Transcriber's Note

Spellings are sometimes erratic. A few obvious misprints and punctuation omissions have been corrected, but in general the original spelling has been retained.

BLACKWOOD’S
EDINBURGH MAGAZINE.

No CCCLXXXV. NOVEMBER, 1847. VOL. LXII.

CONTENTS.

The Navigation Of The Antipodes[515]
American Copyright.[534]
Evenings At Sea.—no. II.
Henry Meynell[547]
Was Rubens A Colourist?[564]
The American Library.[574]
Units: Tens: Hundreds: Thousands.[593]
Research And Adventure In Australia.[602]
Magus Muir.[614]
A November Morning's Reverie.[618]
Valedictory Visits At Rome.
The Villa Borghese.[622]
The Villa Albani.[625]
Highland Destitution.[630]

THE NAVIGATION OF THE ANTIPODES.[1]

One of the most striking, and perhaps the most intellectual advances of the age, is in the progress of geographical discovery. It is honourable to England, that this new impulse to a knowledge of the globe began with her spirit of enterprise, and it is still more honourable to her that that spirit was originally prompted by benevolence. Cook, with whose voyages this era may be regarded as originating, was almost a missionary of the benevolence of England, and of George III.; and the example of both the great discoverer and the good king has been so powerfully impressed on all the subsequent attempts of English adventurers, that there has been scarcely a voyage to new regions which has not been expressly devised to carry with it some benefit to their people.

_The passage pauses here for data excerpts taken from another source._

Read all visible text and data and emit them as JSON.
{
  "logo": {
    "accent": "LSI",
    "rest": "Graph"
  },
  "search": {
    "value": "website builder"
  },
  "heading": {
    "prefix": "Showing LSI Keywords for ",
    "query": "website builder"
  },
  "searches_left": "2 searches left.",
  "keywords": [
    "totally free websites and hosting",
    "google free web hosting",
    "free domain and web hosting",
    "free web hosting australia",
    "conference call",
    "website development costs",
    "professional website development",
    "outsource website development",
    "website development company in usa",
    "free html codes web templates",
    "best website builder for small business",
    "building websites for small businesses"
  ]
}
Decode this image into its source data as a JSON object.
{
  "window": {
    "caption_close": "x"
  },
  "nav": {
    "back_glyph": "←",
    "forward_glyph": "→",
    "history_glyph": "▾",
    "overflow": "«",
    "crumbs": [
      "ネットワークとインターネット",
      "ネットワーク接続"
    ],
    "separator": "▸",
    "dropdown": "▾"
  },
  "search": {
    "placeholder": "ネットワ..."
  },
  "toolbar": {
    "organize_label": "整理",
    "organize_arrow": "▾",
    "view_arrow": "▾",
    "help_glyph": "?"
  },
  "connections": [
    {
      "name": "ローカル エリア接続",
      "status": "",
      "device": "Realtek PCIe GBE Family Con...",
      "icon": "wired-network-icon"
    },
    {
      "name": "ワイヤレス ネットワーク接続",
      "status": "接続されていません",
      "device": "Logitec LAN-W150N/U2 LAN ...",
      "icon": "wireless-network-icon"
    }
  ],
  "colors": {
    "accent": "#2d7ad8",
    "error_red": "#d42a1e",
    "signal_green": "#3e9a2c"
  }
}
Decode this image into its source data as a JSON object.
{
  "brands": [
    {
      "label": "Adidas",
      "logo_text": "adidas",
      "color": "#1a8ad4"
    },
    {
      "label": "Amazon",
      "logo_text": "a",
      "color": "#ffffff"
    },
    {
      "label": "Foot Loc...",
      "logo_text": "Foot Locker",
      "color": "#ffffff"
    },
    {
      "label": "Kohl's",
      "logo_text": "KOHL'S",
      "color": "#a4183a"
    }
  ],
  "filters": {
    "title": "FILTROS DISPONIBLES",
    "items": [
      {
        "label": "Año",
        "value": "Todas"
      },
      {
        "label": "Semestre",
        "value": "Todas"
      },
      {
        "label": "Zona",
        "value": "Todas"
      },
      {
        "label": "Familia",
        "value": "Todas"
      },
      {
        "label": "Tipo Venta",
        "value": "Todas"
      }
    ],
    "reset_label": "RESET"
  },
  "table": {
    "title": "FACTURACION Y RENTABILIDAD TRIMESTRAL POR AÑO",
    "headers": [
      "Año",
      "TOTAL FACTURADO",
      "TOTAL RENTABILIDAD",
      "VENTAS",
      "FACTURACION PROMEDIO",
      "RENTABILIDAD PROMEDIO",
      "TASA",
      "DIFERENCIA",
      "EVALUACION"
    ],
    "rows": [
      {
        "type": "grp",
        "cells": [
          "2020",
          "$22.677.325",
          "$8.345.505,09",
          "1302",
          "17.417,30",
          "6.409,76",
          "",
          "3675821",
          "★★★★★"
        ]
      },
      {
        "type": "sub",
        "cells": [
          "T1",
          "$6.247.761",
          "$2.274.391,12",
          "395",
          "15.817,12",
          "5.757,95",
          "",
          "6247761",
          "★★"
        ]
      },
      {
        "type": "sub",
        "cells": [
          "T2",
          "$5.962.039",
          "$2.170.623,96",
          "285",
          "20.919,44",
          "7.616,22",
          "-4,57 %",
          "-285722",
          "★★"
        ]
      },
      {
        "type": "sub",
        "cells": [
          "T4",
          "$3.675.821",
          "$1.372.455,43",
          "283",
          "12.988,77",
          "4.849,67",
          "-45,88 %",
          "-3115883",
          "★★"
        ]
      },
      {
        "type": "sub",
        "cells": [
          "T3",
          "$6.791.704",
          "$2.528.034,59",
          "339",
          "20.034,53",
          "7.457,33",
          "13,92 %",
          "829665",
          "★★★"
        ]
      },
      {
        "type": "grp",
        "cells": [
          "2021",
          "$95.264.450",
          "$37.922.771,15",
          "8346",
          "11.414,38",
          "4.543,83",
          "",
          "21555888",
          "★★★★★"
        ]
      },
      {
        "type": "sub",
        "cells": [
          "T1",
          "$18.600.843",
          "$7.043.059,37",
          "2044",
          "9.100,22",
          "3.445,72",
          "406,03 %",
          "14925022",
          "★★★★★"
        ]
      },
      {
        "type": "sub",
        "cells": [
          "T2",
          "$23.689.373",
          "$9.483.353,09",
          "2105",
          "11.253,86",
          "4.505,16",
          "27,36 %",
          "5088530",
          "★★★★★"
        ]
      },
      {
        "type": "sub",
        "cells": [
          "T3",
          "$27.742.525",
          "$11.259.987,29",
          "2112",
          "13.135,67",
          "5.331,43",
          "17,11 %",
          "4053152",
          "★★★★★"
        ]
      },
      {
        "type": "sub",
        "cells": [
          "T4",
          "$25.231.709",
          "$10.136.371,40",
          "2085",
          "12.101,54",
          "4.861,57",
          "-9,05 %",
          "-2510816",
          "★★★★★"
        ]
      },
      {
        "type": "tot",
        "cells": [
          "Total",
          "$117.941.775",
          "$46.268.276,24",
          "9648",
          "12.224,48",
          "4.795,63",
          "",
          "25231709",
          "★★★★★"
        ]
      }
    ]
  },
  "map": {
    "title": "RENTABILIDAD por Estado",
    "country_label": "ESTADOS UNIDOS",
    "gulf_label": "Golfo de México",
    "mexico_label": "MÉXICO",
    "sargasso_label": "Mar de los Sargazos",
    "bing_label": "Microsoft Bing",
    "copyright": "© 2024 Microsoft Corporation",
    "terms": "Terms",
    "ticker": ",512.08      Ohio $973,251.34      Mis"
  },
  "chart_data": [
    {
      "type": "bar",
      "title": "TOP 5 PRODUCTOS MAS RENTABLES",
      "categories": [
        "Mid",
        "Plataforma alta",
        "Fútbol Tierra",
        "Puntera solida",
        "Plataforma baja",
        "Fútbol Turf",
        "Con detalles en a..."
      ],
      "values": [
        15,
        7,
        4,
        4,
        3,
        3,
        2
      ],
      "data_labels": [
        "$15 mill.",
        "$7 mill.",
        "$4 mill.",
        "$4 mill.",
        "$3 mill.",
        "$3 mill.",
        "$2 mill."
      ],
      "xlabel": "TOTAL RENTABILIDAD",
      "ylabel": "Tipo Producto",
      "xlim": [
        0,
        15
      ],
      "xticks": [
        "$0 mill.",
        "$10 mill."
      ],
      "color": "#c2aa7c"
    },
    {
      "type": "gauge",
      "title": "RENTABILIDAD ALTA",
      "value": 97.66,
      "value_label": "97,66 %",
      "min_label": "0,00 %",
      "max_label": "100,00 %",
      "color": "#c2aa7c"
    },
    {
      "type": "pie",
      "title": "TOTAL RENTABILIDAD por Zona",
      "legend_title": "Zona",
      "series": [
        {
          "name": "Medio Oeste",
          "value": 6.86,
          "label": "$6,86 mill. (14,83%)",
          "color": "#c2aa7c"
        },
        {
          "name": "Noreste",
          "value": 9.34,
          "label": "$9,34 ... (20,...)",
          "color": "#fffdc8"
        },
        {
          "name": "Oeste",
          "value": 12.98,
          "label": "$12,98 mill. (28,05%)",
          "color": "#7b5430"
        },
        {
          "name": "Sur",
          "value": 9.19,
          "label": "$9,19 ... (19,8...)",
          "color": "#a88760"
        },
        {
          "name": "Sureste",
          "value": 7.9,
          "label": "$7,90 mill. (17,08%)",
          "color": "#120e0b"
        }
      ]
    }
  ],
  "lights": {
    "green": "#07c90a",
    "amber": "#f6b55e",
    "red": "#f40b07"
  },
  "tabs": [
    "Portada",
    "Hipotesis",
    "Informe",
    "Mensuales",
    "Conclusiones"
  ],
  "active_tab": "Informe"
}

When the spirit of discovery was thus once awakened, a succession of intelligent and daring men were stimulated to the pursuit; and the memorable James Bruce, who had begun life as a lawyer, grown weary of the profession, and turned traveller through the South of Europe at a period when the man who ventured across the Pyrenees was a hero; gallantly fixed his eyes on Africa, as a region of wonders, of which Europe had no other knowledge than as a land of lions, of men more savage than the lions, and of treasures of ivory and gold teeming and unexhausted since the days of Solomon. The hope of solving the old classic problem, the source of the Nile, pointed his steps to Abyssinia, and after a six years' preparation in his consulate of Algiers, he set forward on his dangerous journey, and arrived at the source of the Bahr-el-Azrek, (the Blue River,) one of the branches of the great river. Unluckily he had been misdirected, for the true Nile is the Bahr-el-Abiad, (the White River.)

His volumes, published in 1790, excited equal curiosity and censure; but the censure died away, the curiosity survived, and a succession of travellers, chiefly sustained by the African Association, penetrated by various routes into Africa.